Given Daniher has gone on to produce a goal with just 58.33 per cent of his shots that have registered scores - an up-turn of less than four per cent from late-2016 - and the answer becomes clear. That prospective jump of 20 per cent has gone up in smoke.
But who is that on? Daniher, or his employer?
Like most cases, the truth lies somewhere in the middle.
During the opening scene of the classic baseball film The Natural, Roy Hobbs, a gun young pitcher played by the all-American Robert Redford, can be seen playing catch with his father in the field of the family's backwater farm.
Tall. Athletic. Armed with a cannon for an arm. Hobbs senior understands that his son has almost every tool required to write his name in the record books, but he's short of the one thing that could carry him the distance: a firm grip on reality.
"You've got a gift, Roy. But it's not enough. You've got to develop yourself. If you rely too much on your own gift, then you'll fail."
In the face of his All-Australian blazer, the father-son selection from the first round of the 2012 draft has never evolved into the all-conquering forward many hoped he would be and he, from time to time, showed he could be.
Contracted at the Den until the end of 2025, Daniher's career is by no means over, but without any noticeable ability to drive himself - or be driven - across his decade-long AFL career, there is a lesson available to those at Moorabbin: there are no certainties in life, or in football. Not even when you have a two-metre-tall, contested-marking, tell-all-your-mates-about type of talent on your team sheet.

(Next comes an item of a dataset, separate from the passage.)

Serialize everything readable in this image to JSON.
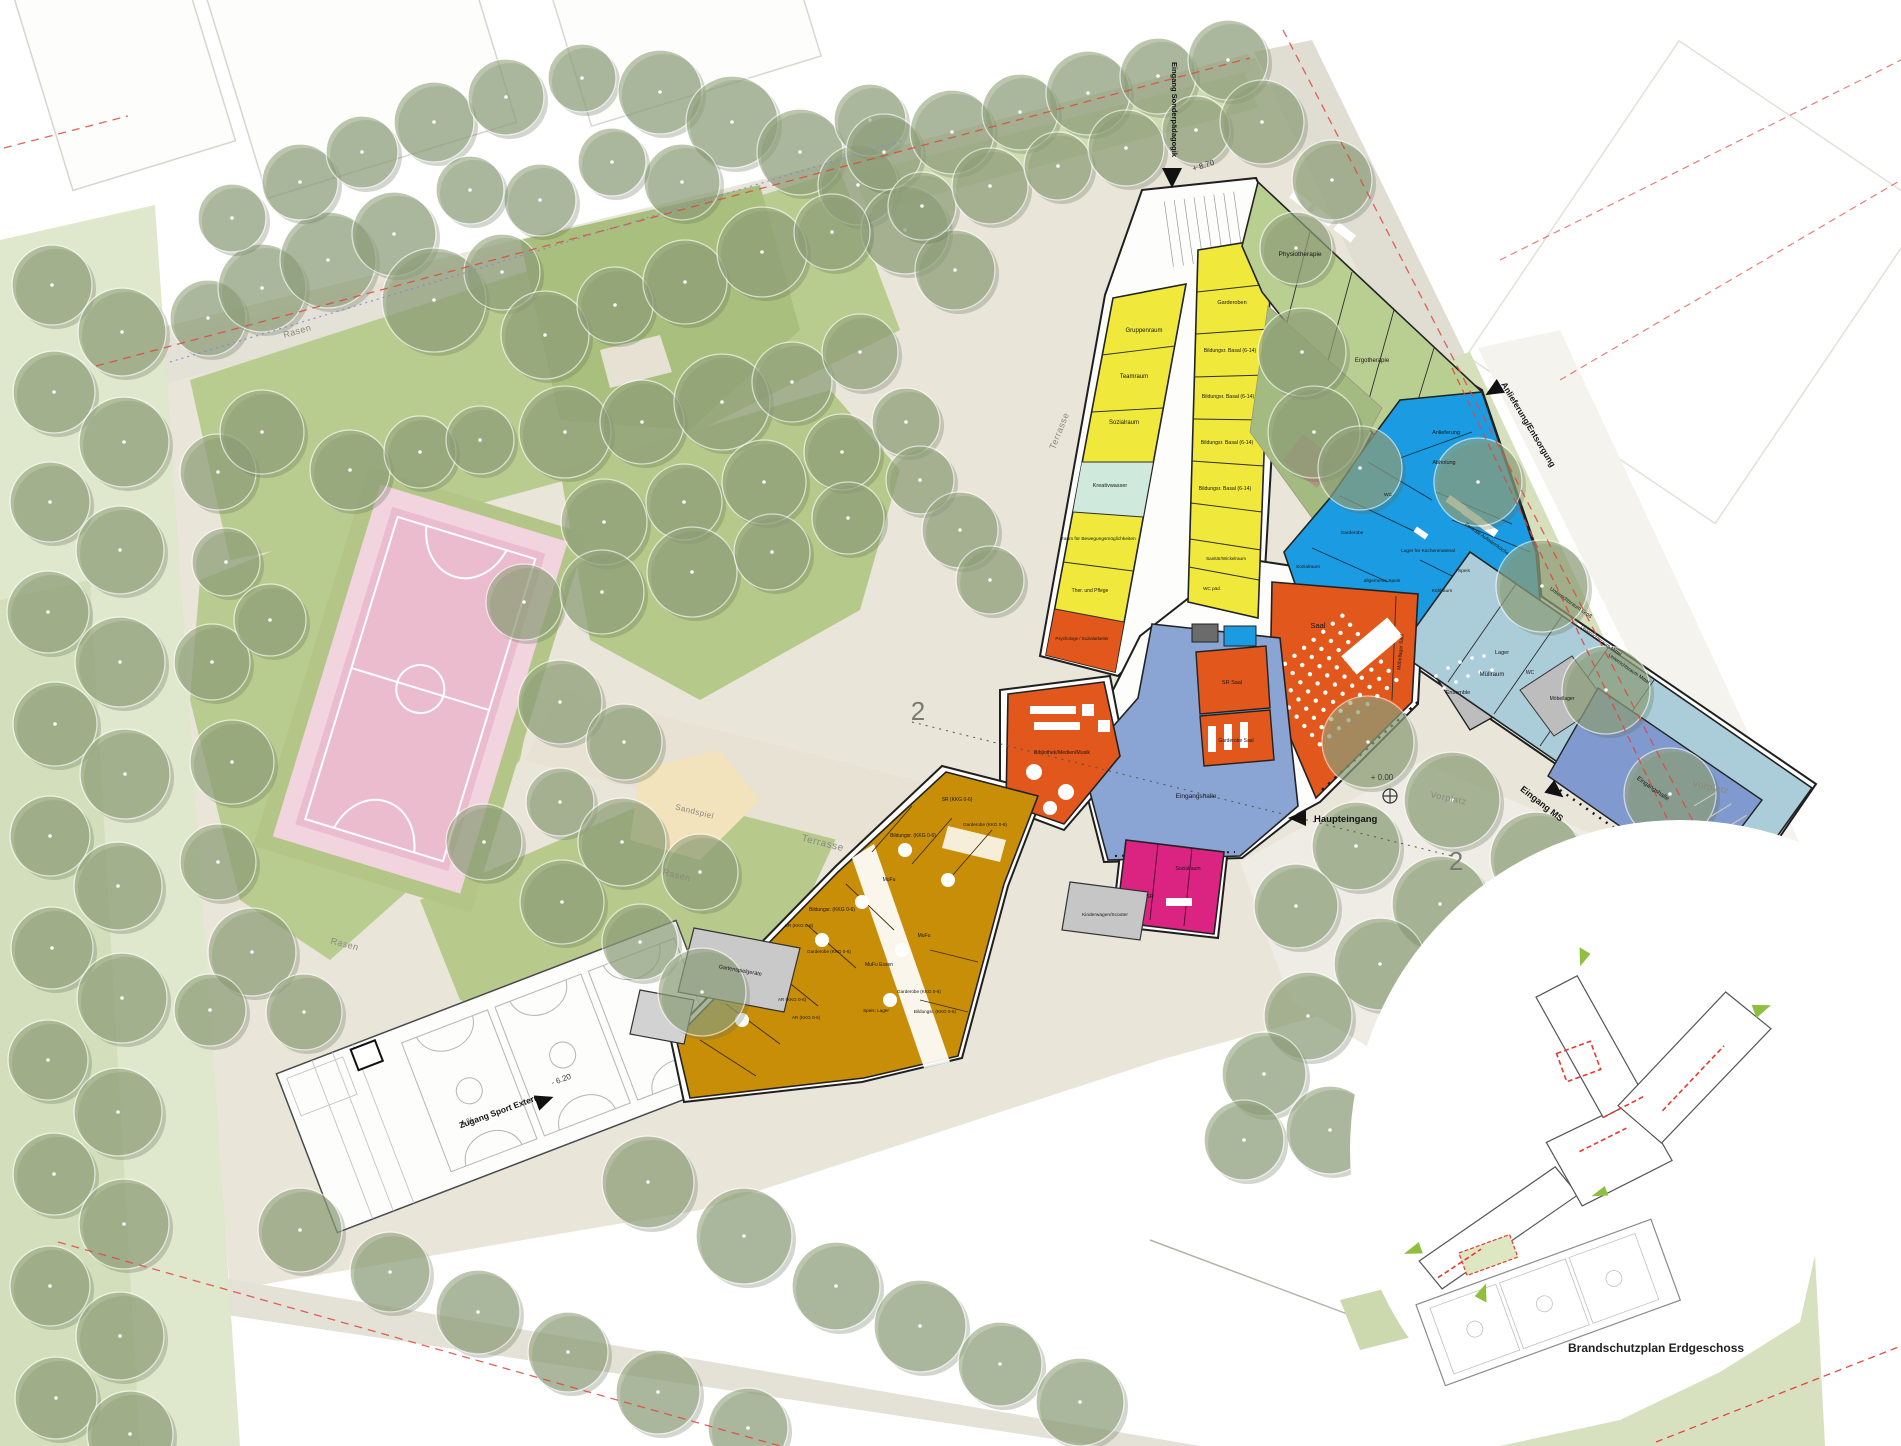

The maxim is true, though, tall forwards do take longer to develop than other types of players. But as the likes of Arryn Siposs, Daniel Archer, Tom Lee, Barry Brooks, Gordon Fode, Tim Allen and Gerard Cahir are sure to share, they haven't always been developed down at Moorabbin.
Sure, King may have more talent in his little finger than these seven former Saints, but it won't be enough unless he and the ever-changing crew around him make sure the work is done.
Max King is at a crossroads. It is up to him whether he becomes a name that re-writes the record books or just another kid with potential that never quite pans out.